What a crock.
The bill does increases taxes for oil companies, but it’s in the form of taking away subsidies and special tax breaks. Given the record, and windfall, profits oil companies are enjoying, this is reasonable. They don’t need tax breaks in these highly profitable times. Higher utility bill will result only if the oil companies raise their prices even further to make up for the lost tax breaks.
I suppose that if car manufacturers incur costs to raise fuel economy, and they pass along those costs, then drivers might have to pay more. However, in the current highly competitive environment it’s not clear that manufacturers can pass along such costs. Also, c’mon, it’s obvious that better fuel economy will save drivers money.
From NHTSA's website, www.nhtsa.gov. "Report to Congress: Study of Feasibility and Effects of Reducing Use of Fuel for Automobiles"
NHTSA’s decision to raise light truck standards for 7 consecutive model years (2005-2011) will contribute greatly to reducing fuel consumption.
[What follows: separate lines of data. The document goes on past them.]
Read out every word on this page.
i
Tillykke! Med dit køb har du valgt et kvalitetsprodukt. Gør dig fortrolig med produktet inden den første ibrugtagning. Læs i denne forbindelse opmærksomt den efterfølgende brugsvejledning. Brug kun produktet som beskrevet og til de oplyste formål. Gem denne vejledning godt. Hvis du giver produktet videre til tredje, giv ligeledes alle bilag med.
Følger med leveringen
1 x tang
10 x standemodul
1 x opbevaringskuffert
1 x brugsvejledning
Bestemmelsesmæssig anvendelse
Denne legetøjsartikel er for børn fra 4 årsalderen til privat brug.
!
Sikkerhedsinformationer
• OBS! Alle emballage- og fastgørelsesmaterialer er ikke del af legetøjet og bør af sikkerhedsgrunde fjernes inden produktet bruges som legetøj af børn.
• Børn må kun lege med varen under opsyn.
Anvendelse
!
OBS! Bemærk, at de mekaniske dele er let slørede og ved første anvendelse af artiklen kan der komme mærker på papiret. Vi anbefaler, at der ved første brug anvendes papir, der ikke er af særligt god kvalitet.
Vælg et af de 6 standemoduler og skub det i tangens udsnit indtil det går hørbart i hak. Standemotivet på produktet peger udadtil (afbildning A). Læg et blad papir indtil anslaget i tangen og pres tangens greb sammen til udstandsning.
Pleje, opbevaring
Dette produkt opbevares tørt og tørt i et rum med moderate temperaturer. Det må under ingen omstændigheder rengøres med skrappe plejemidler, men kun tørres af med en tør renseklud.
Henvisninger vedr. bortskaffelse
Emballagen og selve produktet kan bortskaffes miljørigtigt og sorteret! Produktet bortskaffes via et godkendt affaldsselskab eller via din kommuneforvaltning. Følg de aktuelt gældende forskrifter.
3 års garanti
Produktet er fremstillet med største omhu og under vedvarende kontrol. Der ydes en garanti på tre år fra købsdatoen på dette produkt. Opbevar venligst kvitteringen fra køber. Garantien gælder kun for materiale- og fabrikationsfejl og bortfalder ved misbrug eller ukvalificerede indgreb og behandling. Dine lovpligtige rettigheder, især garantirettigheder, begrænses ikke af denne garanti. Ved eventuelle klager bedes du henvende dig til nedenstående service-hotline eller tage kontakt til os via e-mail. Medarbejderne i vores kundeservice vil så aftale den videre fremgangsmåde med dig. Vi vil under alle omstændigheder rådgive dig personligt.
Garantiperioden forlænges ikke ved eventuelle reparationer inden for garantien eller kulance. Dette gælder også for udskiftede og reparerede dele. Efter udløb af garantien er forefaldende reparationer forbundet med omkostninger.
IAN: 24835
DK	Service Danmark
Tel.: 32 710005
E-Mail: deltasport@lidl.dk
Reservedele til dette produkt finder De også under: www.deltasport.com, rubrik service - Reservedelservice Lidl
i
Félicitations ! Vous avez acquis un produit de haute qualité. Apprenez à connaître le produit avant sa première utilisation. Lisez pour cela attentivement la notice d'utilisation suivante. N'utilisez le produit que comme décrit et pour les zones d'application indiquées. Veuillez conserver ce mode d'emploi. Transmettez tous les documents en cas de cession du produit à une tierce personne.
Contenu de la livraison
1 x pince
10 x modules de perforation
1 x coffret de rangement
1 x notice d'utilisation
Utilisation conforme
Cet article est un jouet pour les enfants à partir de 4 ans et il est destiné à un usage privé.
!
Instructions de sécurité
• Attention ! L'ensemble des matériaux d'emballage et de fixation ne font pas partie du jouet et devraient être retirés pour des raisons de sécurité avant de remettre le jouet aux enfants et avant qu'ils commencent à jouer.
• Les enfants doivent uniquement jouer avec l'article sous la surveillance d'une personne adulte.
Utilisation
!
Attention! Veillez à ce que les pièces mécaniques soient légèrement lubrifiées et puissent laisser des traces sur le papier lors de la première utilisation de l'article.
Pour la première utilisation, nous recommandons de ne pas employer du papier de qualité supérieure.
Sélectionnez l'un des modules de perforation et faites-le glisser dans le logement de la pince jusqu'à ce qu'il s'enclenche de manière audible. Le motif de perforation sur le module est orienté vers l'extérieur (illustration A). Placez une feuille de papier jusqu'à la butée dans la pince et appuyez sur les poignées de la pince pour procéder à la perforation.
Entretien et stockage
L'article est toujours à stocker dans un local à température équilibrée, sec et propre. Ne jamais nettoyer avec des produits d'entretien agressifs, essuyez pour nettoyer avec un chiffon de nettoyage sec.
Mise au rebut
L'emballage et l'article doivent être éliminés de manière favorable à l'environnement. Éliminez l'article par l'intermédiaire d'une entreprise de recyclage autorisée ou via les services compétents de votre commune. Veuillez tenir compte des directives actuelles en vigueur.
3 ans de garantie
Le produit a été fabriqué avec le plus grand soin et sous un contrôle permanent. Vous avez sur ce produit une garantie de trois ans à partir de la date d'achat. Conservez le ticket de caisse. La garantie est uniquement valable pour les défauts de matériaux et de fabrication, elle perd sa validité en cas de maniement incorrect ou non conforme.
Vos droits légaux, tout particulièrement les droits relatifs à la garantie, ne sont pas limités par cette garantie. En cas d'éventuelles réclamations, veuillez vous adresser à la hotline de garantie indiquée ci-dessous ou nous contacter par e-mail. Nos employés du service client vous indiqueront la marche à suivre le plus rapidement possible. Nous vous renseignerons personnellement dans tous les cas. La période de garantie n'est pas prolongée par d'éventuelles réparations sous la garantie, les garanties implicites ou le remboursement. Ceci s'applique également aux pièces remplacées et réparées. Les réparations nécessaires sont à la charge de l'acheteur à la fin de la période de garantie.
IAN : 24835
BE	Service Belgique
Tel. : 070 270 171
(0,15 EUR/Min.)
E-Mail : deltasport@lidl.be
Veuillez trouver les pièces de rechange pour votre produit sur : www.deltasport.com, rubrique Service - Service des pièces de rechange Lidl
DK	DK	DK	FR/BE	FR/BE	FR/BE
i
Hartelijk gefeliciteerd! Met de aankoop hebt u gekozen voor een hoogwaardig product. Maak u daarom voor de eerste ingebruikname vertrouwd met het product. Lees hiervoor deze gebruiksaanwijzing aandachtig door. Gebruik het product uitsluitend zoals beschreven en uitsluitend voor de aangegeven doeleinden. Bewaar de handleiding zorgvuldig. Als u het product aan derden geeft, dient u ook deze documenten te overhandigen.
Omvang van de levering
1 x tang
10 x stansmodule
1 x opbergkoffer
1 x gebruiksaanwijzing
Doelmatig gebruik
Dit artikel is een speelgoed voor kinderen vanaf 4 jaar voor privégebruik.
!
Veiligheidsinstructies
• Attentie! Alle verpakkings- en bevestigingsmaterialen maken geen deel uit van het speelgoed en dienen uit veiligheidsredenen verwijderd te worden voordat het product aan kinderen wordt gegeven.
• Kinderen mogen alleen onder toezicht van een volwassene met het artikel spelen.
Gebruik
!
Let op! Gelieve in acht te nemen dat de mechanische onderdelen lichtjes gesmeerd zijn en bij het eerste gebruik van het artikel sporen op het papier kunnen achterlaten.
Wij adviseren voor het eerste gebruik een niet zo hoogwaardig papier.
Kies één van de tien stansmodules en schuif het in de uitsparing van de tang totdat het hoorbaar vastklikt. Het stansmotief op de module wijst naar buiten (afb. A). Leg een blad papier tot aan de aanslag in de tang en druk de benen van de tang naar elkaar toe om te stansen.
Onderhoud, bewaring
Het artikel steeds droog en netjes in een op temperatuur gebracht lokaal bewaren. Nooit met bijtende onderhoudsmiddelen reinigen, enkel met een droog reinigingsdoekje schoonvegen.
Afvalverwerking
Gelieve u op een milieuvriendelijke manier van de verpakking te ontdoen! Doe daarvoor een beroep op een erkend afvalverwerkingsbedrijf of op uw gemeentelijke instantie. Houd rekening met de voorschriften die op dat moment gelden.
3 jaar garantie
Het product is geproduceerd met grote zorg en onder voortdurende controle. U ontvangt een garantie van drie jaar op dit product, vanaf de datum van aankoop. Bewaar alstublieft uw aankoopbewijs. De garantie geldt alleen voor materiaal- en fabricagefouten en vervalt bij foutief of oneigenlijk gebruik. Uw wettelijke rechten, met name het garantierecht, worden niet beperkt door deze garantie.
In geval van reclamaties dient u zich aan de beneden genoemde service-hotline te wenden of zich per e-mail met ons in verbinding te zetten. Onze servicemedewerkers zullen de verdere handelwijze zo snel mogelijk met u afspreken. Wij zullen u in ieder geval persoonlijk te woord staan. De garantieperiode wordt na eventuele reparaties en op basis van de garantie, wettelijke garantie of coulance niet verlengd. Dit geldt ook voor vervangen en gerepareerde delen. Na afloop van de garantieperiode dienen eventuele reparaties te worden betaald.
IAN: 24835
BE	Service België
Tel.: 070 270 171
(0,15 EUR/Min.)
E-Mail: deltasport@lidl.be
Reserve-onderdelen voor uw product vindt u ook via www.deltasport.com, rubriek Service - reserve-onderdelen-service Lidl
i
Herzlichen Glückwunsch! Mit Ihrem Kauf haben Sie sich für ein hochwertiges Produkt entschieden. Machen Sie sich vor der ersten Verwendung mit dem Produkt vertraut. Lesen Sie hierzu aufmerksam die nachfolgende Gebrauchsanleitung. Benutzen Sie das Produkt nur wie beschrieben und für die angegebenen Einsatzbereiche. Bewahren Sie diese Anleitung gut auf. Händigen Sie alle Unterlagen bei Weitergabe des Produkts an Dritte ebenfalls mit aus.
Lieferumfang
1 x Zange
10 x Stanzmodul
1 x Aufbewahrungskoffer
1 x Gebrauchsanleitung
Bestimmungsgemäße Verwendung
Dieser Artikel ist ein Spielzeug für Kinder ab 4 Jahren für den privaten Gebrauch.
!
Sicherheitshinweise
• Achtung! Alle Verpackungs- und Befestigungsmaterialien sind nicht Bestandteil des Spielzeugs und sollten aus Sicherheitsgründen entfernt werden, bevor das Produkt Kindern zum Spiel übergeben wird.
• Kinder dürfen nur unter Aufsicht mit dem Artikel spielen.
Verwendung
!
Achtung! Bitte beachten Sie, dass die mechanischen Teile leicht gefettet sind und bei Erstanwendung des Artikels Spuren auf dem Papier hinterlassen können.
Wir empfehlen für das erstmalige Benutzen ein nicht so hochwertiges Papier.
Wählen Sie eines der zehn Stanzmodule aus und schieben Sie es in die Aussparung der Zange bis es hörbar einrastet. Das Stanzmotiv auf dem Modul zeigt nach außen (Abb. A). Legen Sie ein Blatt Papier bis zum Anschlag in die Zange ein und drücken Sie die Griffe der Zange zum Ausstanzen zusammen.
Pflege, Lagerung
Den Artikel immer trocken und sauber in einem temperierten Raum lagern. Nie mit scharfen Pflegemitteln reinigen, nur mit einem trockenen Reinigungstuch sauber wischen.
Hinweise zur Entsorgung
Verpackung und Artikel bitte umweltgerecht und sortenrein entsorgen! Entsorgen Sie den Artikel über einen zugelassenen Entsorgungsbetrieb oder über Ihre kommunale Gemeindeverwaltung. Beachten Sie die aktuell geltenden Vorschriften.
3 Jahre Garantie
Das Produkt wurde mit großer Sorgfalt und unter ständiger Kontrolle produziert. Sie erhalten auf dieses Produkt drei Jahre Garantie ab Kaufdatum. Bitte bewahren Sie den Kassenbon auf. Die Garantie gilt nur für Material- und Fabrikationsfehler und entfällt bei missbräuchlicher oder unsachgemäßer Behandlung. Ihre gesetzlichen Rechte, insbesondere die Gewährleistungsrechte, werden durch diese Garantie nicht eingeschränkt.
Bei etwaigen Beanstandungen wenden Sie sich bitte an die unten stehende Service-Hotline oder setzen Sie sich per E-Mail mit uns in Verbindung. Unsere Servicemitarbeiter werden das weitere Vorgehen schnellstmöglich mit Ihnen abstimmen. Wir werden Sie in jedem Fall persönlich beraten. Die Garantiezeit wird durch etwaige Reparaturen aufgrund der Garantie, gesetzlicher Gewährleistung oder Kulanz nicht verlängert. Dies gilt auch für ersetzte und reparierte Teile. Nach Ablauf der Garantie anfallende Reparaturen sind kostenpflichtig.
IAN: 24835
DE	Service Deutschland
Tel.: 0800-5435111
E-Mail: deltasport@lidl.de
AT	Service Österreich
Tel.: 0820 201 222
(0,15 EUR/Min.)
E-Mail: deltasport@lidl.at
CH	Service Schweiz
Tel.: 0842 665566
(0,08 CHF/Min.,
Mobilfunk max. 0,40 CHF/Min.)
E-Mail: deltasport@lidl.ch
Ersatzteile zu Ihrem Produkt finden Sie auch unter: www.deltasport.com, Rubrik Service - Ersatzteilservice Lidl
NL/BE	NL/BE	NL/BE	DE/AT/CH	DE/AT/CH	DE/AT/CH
In addition to the 14.3 billion gallons of fuel saved over the lifetime of the vehicles affected by the standards, NHTSA also completed and institutionalized a size-based CAFE reform structure that will save more fuel than the unreformed CAFE structure without negatively affecting safety and jobs.
I figure that 14.3 billion gallons of fuel saved, times $3.00 per gallon, means a savings of $43 billion. And there is the real problem for ATR; that’s $43B that won’t be going to oil companies.